Yesterday at lunch, the question of Channel One came up. That is, why is there no TV channel 1 in the US? I thought it was because anyone running a channel 1 would have an unfair marketing advantage over other channels. I also thought that was why FM stations in the US always have an odd tenths digit (101.7, etc), so that no station would be 101.0, for example.
I was wrong: Snopes’ What Happened To Channel 1? not only explains it was a simple matter of reallocating bandwidth that cost TV its channel 1, but explicitly discusses my answer as a canard tossed around by people who don’t know what they are talking about! Please subscribe me to Jackass Magazine.

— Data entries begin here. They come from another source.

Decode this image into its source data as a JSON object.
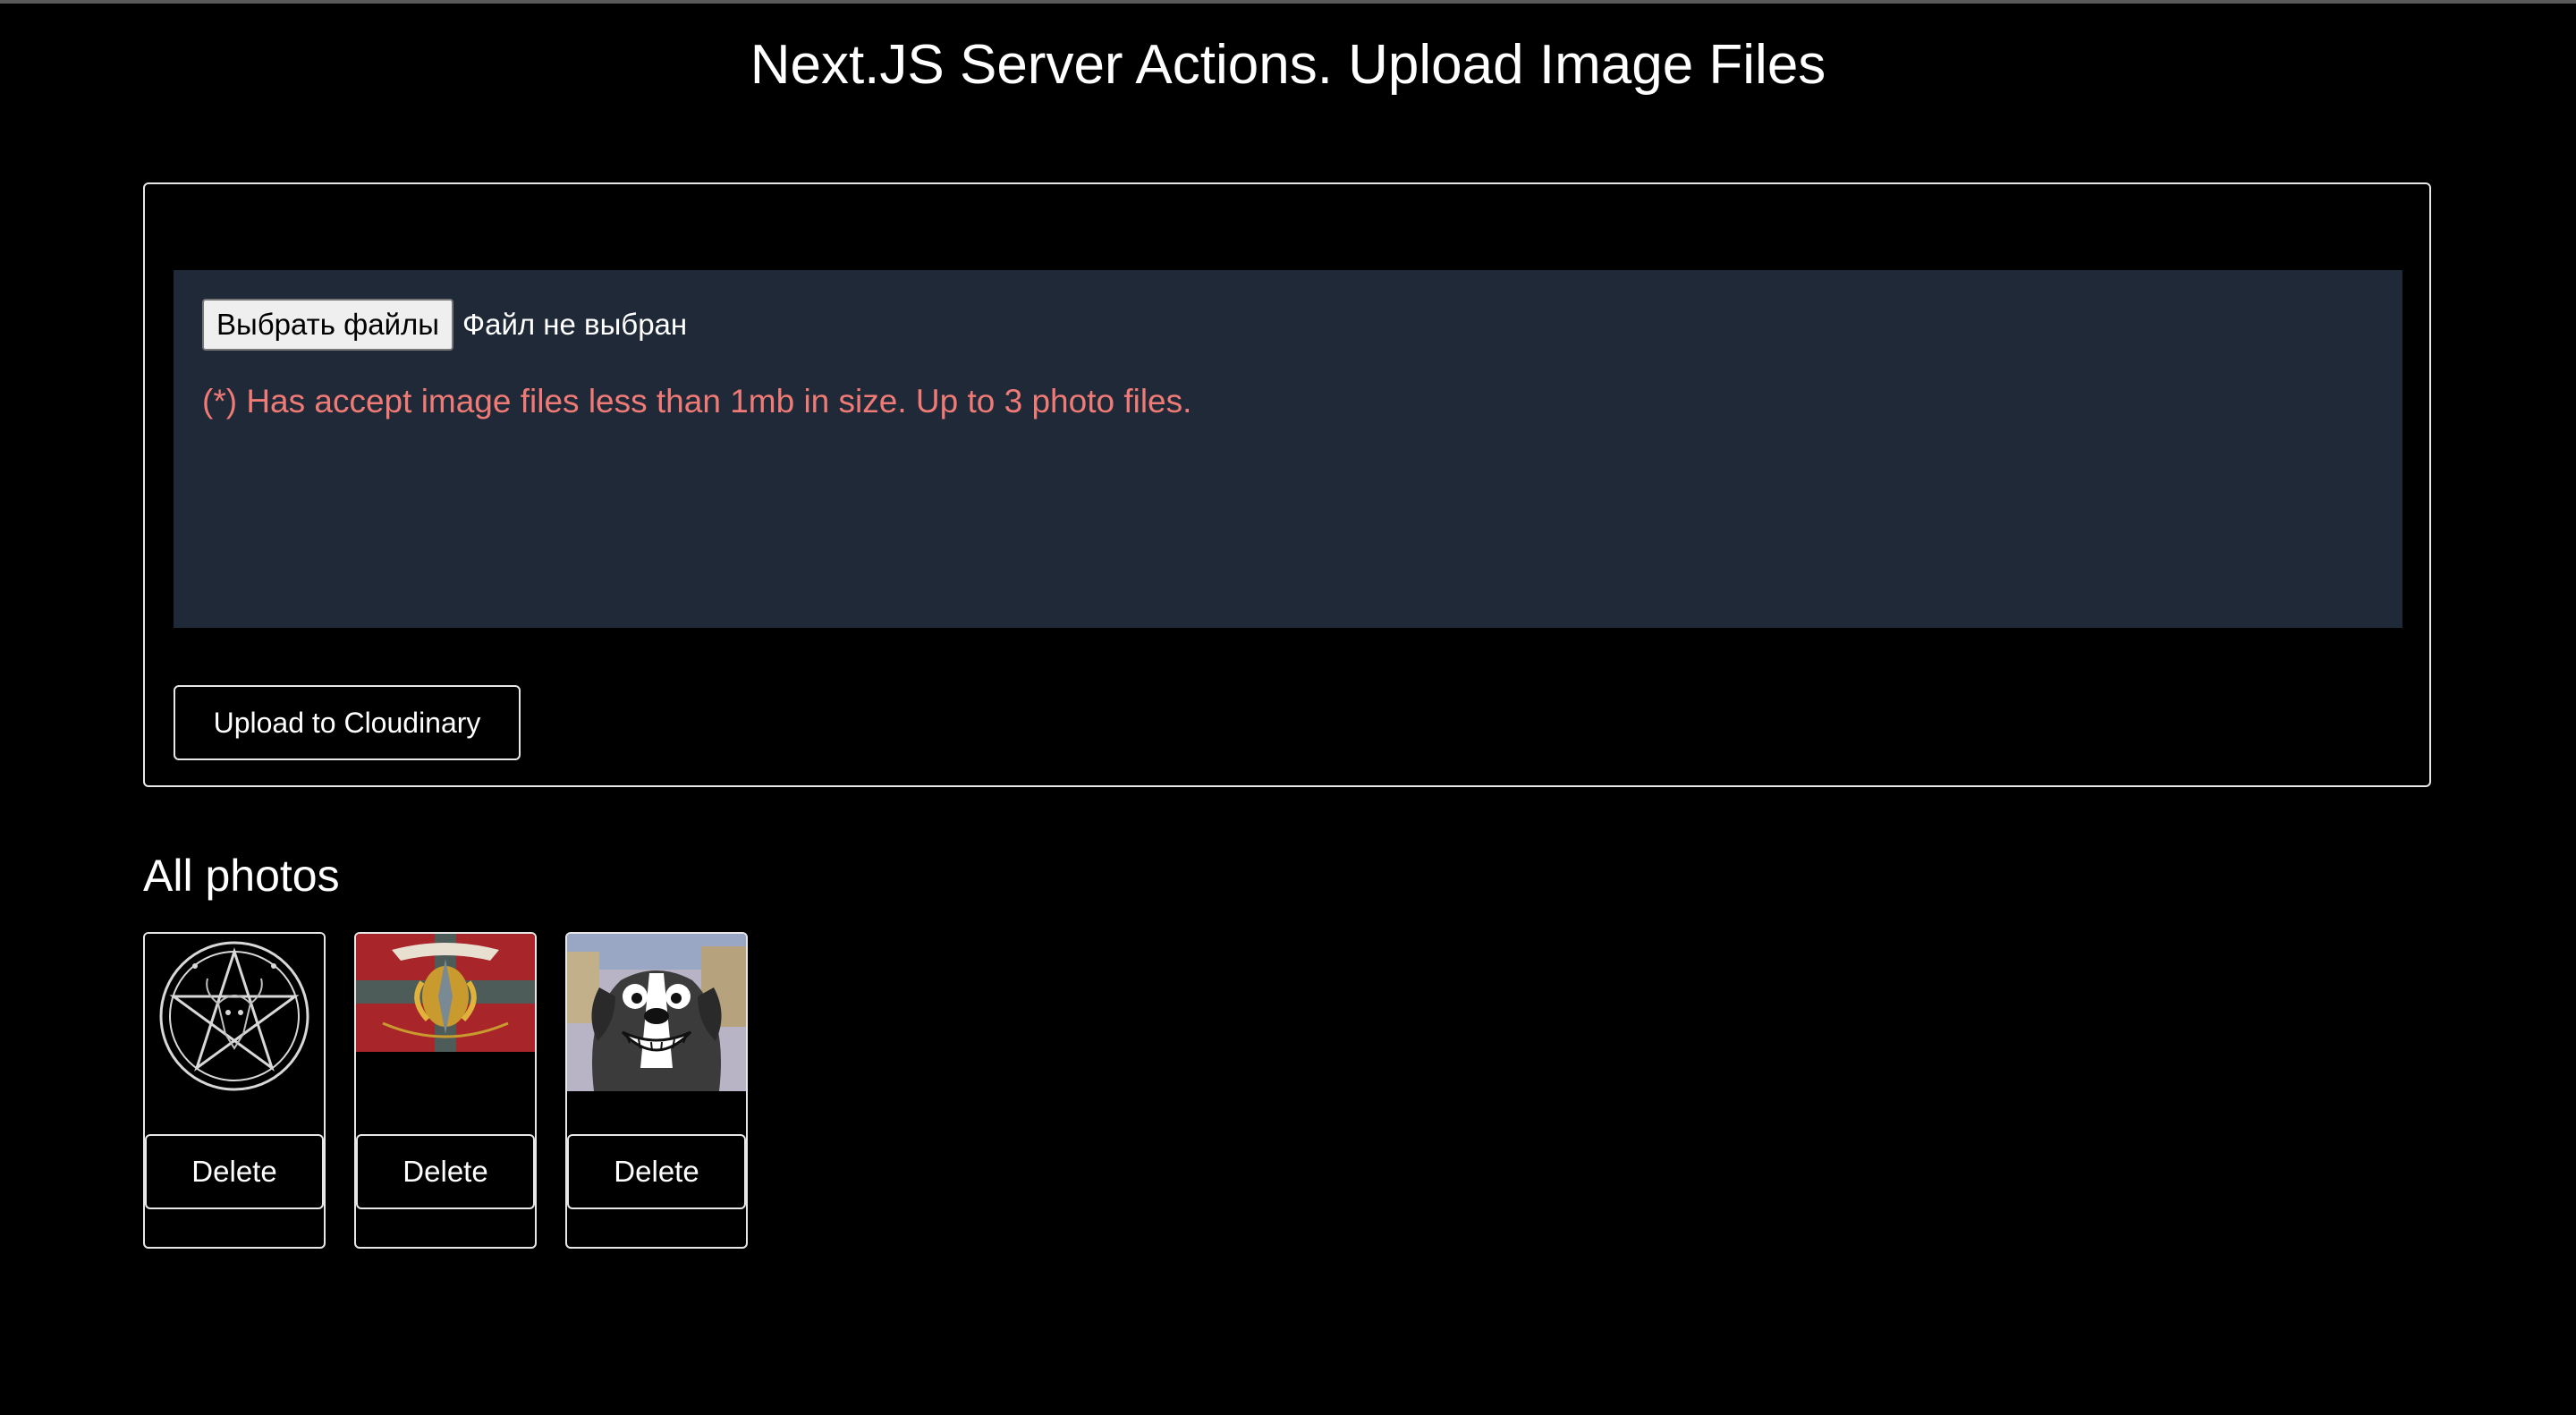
{
  "page": {
    "title": "Next.JS Server Actions. Upload Image Files"
  },
  "upload_form": {
    "choose_button_label": "Выбрать файлы",
    "file_status": "Файл не выбран",
    "hint": "(*) Has accept image files less than 1mb in size. Up to 3 photo files.",
    "submit_label": "Upload to Cloudinary"
  },
  "gallery": {
    "heading": "All photos",
    "photos": [
      {
        "thumbnail": "pentagram-goat-icon",
        "delete_label": "Delete"
      },
      {
        "thumbnail": "military-emblem-icon",
        "delete_label": "Delete"
      },
      {
        "thumbnail": "cartoon-dog-icon",
        "delete_label": "Delete"
      }
    ]
  },
  "colors": {
    "background": "#000000",
    "dropzone": "#1f2937",
    "hint_text": "#f07a76",
    "border": "#e8e8e8"
  }
}
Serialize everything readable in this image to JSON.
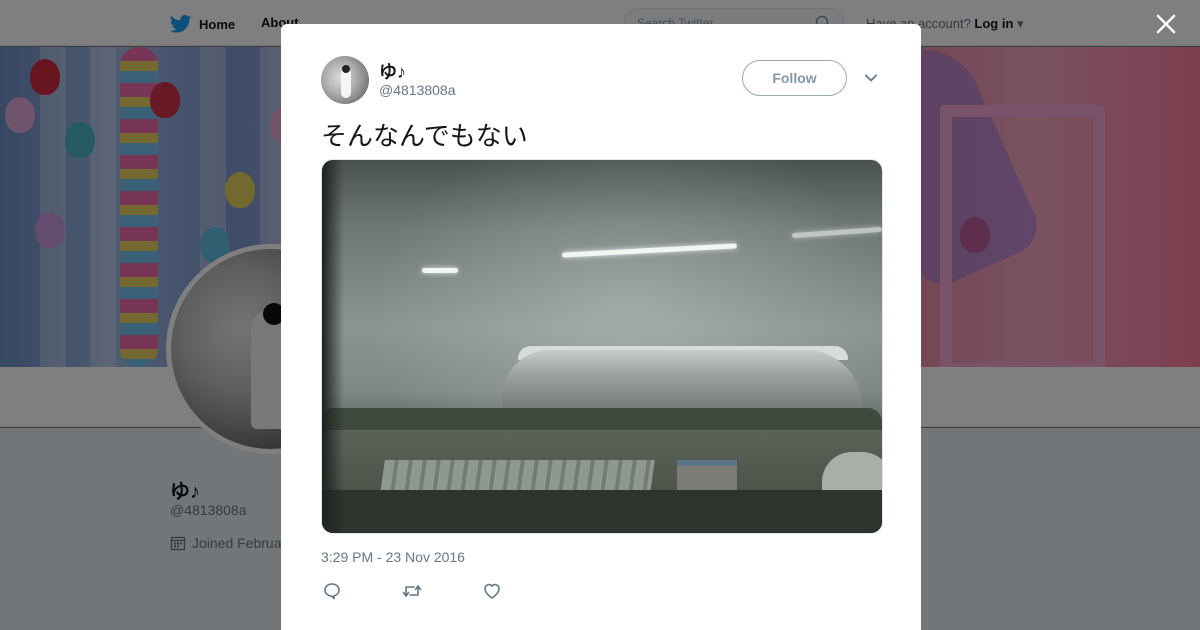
{
  "nav": {
    "home_label": "Home",
    "about_label": "About",
    "search_placeholder": "Search Twitter",
    "account_prompt": "Have an account?",
    "login_label": "Log in"
  },
  "profile": {
    "name": "ゆ♪",
    "handle": "@4813808a",
    "joined": "Joined Februa"
  },
  "tweet": {
    "author_name": "ゆ♪",
    "author_handle": "@4813808a",
    "follow_label": "Follow",
    "text": "そんなんでもない",
    "timestamp": "3:29 PM - 23 Nov 2016"
  },
  "icons": {
    "twitter_logo": "twitter-bird-icon",
    "search": "search-icon",
    "close": "close-icon",
    "caret": "chevron-down-icon",
    "reply": "reply-icon",
    "retweet": "retweet-icon",
    "like": "heart-icon",
    "calendar": "calendar-icon"
  },
  "colors": {
    "brand": "#1da1f2",
    "text_primary": "#14171a",
    "text_secondary": "#657786"
  }
}
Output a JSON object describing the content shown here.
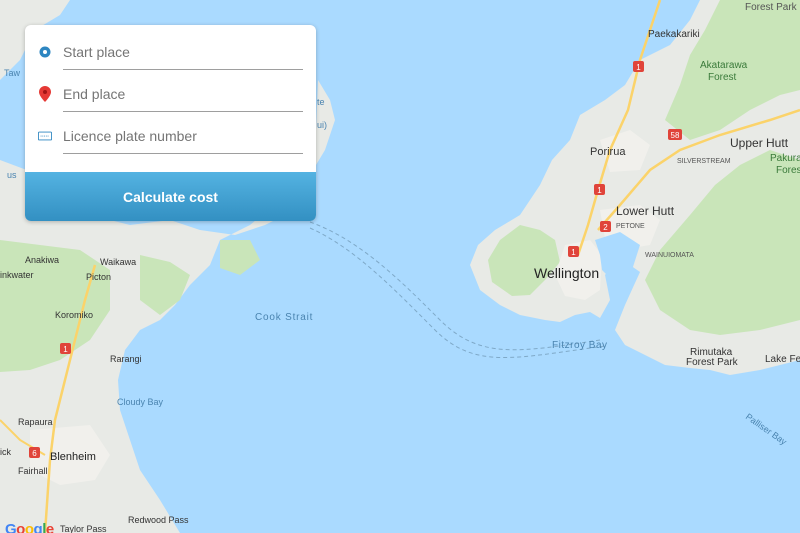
{
  "form": {
    "start_placeholder": "Start place",
    "end_placeholder": "End place",
    "plate_placeholder": "Licence plate number",
    "calculate_label": "Calculate cost"
  },
  "map": {
    "labels": {
      "forest_park": "Forest Park",
      "paekakariki": "Paekakariki",
      "akatarawa_forest_1": "Akatarawa",
      "akatarawa_forest_2": "Forest",
      "porirua": "Porirua",
      "upper_hutt": "Upper Hutt",
      "silverstream": "SILVERSTREAM",
      "lower_hutt": "Lower Hutt",
      "petone": "PETONE",
      "wainuiomata": "WAINUIOMATA",
      "wellington": "Wellington",
      "fitzroy_bay": "Fitzroy Bay",
      "pakura_1": "Pakura",
      "pakura_2": "Fores",
      "rimutaka_1": "Rimutaka",
      "rimutaka_2": "Forest Park",
      "lake_fe": "Lake Fe",
      "palliser_bay": "Palliser Bay",
      "cook_strait": "Cook Strait",
      "anakiwa": "Anakiwa",
      "waikawa": "Waikawa",
      "linkwater": "inkwater",
      "picton": "Picton",
      "koromiko": "Koromiko",
      "rarangi": "Rarangi",
      "cloudy_bay": "Cloudy Bay",
      "rapaura": "Rapaura",
      "blenheim": "Blenheim",
      "fairhall": "Fairhall",
      "ick": "ick",
      "redwood_pass": "Redwood Pass",
      "taylor_pass": "Taylor Pass",
      "taw": "Taw",
      "us": "us",
      "te": "te",
      "ui": "ui)"
    },
    "shields": {
      "r1a": "1",
      "r58": "58",
      "r1b": "1",
      "r2": "2",
      "r1c": "1",
      "r1d": "1",
      "r6": "6"
    },
    "attribution": [
      "G",
      "o",
      "o",
      "g",
      "l",
      "e"
    ],
    "colors": {
      "water": "#aadaff",
      "land": "#e8eae6",
      "forest": "#c9e5b9",
      "urban": "#f1f0ec",
      "highway": "#fbd36a",
      "highway_shield": "#e0443a"
    }
  }
}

The FM allocation theory also seems to be wrong, though not explicitly refuted. The FM station allocation plan spaces them 200 kHz apart, with nominal frequencies placed in the center of the range, leading to station frequencies of 101.1, 101.3, and so on.
Another untruth about FM: I had long thought that FM was developed as an alternative to AM in a contest open to the public, and that an amateur had come up with the breakthrough. Not true: Edwin Armstrong was far from an amateur, and unfortunately, the development of FM radio was one of those tragic stories ending in the despairing death of its inventor.
So I had been harboring misconceptions about channels and stations all of these years, confident that they were the right answers. What else am I lugging around that’s false?
BTW: The switchover to all-digital TV will happen in the US next February, and I guess will release all of that TV bandwidth back into the pool.